On risque d’entendre parler, à la fin du mois, de Jessica Kingdon et de son premier long métrage, Ascension. Parce que le film est nommé à l’Oscar du meilleur documentaire et que l’Academy of Motion Picture Arts and Sciences, qui décerne les statuettes, avait récompensé dans cette même catégorie le film de Julia Reichert et Steven Bognar American Factory en 2019. Dans ce dernier, on assistait à l’ouverture d’une usine chinoise dans l’Ohio et l’on suivait les journées de travail des ouvriers (des Américains et des Chinois), rythmées par un choc des cultures qui soulignait l’incompatibilité des industries et des méthodes de travail.
«Travaillez dur. Et tous vos rêves se réaliseront» : voici ce que l’on peut lire sur un panneau, tandis qu’un homme recrute à la volée, énumérant tous les avantages des postes à pourvoir dans son usine. Salaire fixé à trois dollars de l’heure, toutes les facilités sur place, dortoirs à trois minutes à pied avec des chambres pour quatre personnes… Ou peut-être jusqu’à six… Pas plus que huit, en tout cas. Et d’autres règles arrivent : pas de téléphone portable, pas de tatouages, pas de cheveux teints…
Regard unique sur le capitalisme
La première scène d’Ascension rappelle avant toute chose la réalité du travail tout en bas de l’échelle sociale chinoise.
Puis, tout au long de ses 97 minutes, le film déroule une succession de vignettes, parfois absurdes, parfois malaisantes, mais toujours animées par un sens éblouissant de la composition. Jessica Kingdon nous amène dans différentes usines : on y recycle les bouteilles d’eau pour en faire des tapis, on y fabrique les fameuses casquettes «Make America Great Again» de Donald Trump, des paires de jumelles, des poupées érotiques ultraréalistes… Puis on sort de l’usine à la rencontre d’influenceuses qui dispensent des cours pour apprendre aux jeunes femmes à devenir un produit sur les réseaux sociaux, de jeunes qui se destinent à devenir domestiques pour les grandes fortunes du pays, de femmes apprenant les «bons comportements» à adopter sur leur lieu de travail…
La réalisatrice américaine d’origine chinoise dresse un portrait du «rêve chinois» à travers des images sublimes, sur lesquelles plane une musique organique et dissonante (signée Dan Deacon).
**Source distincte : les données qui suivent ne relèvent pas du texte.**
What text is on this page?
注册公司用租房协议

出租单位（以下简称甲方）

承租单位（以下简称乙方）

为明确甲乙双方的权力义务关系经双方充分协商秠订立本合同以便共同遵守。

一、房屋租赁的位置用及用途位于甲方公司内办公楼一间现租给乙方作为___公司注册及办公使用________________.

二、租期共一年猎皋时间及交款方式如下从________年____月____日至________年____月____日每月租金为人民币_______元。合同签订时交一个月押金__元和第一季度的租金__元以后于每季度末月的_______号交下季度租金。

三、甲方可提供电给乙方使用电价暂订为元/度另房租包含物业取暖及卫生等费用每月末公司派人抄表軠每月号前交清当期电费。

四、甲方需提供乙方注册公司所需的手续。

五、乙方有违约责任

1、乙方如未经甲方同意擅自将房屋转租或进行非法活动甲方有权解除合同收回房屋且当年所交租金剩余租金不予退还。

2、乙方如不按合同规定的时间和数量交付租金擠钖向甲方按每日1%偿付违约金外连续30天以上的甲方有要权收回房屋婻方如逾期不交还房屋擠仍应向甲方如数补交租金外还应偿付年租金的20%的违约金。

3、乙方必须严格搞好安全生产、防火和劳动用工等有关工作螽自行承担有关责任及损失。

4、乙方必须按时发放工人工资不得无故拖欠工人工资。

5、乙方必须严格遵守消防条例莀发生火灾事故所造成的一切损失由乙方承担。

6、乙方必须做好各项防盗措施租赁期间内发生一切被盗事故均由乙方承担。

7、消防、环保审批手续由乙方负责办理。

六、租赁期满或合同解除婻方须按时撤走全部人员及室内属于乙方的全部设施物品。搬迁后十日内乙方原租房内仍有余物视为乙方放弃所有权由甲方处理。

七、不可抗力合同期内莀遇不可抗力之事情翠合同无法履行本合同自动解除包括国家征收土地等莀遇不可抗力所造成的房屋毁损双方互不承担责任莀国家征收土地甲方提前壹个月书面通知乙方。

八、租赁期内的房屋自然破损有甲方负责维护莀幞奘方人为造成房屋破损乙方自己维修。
On ne manque pas de penser à Koyaanisqatsi (Godfrey Reggio, 1988), dont Ascension serait le pendant au top de la technologie. En présentant le fameux rêve sous trois aspects successifs – production, consommation, déchets –, la caméra de Jessica Kingdon grimpe dans l’échelle sociale, en montrant d’abord les ouvriers, puis la classe moyenne et, enfin, les riches et puissants. Un regard unique sur le capitalisme, qui se veut aussi un miroir de nos sociétés de consommation occidentales.
Vendredi, à 16 h 30. Cinémathèque – Luxembourg.